Joan H. Parks (UC Retired)
Not a physician, nor a PhD scientist, nor a member of our dedicated staff, Joan is part of the structure of our program still, even though she retired years ago. I put her in her own class because of her unique involvement in the foundation of the program. Joan became my research associate in 1976 and subsequently co-authored with me many dozens of papers, and one whole book. Though not trained in science, Joan has a flair for numbers, and an talent for computer data basing which we began using in 1980, a time when such innovations were rare indeed. I might say Joan must have transferred our precious cargo of patient data from one to another new database software at least 5 times, and it was Joan who put the detailed data from every clinic visit into the file structures from which we have drawn the tables and figures for our many clinical papers. She was funded by NIH as a researcher from 1976 until her retirement. Although retired, she still comes to clinic with me weekly and tries to keep up the data. For years, on and off, Joan wrote our patient newsletter, and I hope she will write some posts for our patients, in her lucid and frankly beautiful prose. This latter has only improved with time as she has used her new found leisure to write novels.

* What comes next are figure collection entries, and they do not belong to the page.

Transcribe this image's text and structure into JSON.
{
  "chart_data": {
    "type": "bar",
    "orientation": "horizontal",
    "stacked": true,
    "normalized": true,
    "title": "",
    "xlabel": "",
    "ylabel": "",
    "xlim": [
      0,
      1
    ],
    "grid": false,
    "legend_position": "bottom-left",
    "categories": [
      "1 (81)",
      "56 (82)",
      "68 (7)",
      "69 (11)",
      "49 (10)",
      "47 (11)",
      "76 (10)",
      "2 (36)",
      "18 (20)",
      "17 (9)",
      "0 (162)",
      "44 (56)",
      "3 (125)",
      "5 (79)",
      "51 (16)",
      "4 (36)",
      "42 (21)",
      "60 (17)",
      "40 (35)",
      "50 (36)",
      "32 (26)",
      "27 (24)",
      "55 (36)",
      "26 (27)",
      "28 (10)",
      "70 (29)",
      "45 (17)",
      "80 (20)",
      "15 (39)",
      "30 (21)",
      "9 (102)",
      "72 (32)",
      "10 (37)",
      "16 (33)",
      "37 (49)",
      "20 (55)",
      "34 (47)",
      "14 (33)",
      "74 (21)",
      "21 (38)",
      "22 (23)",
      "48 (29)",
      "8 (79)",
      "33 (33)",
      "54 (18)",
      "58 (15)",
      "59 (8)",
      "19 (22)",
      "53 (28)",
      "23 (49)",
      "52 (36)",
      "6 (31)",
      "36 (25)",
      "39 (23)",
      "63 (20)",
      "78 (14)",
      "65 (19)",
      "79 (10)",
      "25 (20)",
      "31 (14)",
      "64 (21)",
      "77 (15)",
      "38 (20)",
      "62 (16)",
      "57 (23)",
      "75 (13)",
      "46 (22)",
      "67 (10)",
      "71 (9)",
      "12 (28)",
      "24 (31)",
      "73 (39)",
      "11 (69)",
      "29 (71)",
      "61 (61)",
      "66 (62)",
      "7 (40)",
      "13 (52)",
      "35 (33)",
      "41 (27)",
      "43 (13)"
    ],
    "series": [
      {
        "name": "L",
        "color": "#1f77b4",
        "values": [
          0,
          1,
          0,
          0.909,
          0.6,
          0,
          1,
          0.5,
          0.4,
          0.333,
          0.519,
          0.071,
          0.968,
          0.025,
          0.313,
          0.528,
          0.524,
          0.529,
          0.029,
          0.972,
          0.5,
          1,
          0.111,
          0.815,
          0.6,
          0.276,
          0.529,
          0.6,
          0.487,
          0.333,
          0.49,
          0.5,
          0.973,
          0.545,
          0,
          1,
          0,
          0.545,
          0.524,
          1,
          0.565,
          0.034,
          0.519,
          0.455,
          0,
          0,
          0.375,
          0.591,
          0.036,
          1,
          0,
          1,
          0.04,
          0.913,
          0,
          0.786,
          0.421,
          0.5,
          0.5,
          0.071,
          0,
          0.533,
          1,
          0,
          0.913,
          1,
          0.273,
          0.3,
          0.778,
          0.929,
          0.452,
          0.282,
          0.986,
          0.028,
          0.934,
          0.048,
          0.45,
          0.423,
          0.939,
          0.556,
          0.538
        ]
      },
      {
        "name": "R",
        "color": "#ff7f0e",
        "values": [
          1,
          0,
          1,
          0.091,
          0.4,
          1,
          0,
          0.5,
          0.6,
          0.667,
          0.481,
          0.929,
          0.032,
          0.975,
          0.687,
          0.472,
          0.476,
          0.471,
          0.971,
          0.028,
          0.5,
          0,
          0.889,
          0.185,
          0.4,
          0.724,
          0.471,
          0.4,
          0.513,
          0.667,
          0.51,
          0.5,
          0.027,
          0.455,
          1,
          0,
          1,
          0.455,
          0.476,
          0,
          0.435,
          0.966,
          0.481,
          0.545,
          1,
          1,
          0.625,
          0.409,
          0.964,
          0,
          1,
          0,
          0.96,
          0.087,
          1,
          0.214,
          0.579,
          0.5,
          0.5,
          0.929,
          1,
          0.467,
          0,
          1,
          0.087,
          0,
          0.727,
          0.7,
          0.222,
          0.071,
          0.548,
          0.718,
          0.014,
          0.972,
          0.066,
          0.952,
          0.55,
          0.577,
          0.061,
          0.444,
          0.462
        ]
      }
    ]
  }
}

THE KIDNEY STONE LABORATORY AND CLINIC
Dr. Kristin Bergsland (UC)
Kristin joined our group at UC in 2006 and is the technical director of the Kidney Stone Evaluation Laboratory. She has created many of the special assays we need for our research and keeps the stone evaluation laboratory one of the most accurate and reliable in the institution. She is a key part of our research program and an author on many of our publications. Before coming here, Kristin was a senior scientist at Litholink Corporation, now a part of LabCorp. While there she was PI of 3 NIH grants over a 10 year period. I can say our research program could not function without Kristin. More importantly than her scientific executive abilities, Kristin has given considerable thought to the molecules that make up the organic matrix of stones and especially their relationship to the innate immune system. She directs one of the Cores in our NIH Program Project grant. We certainly expect Kristin to contribute posts in the future.
NEW TECHNICIAN HERE
Shen joined us in 2016 to work with Kristin on our research. We study patients in our clinical research center in order to better understand the mechanisms of hypercalciuria. In this work, we feed people with hypercalciuria, and normal controls, too, three meals a day for one day and two the next and measure how the kidneys control calcium balance. The work itself is very hard because it requires many samples of blood and urine all precisely timed. The nurses in the center do the collecting and timing, and the samples come to our kidney stone laboratory where Shen has a main responsibility for the measurements. Like all research, there is an endless labeling and sample preparation, loading samples into instruments, and getting results into the computer for analysis, which she does. Without her care and thought the work would be lost altogether. Shen is a charming and soft spoken person who is always cheery and happy to chat about the day.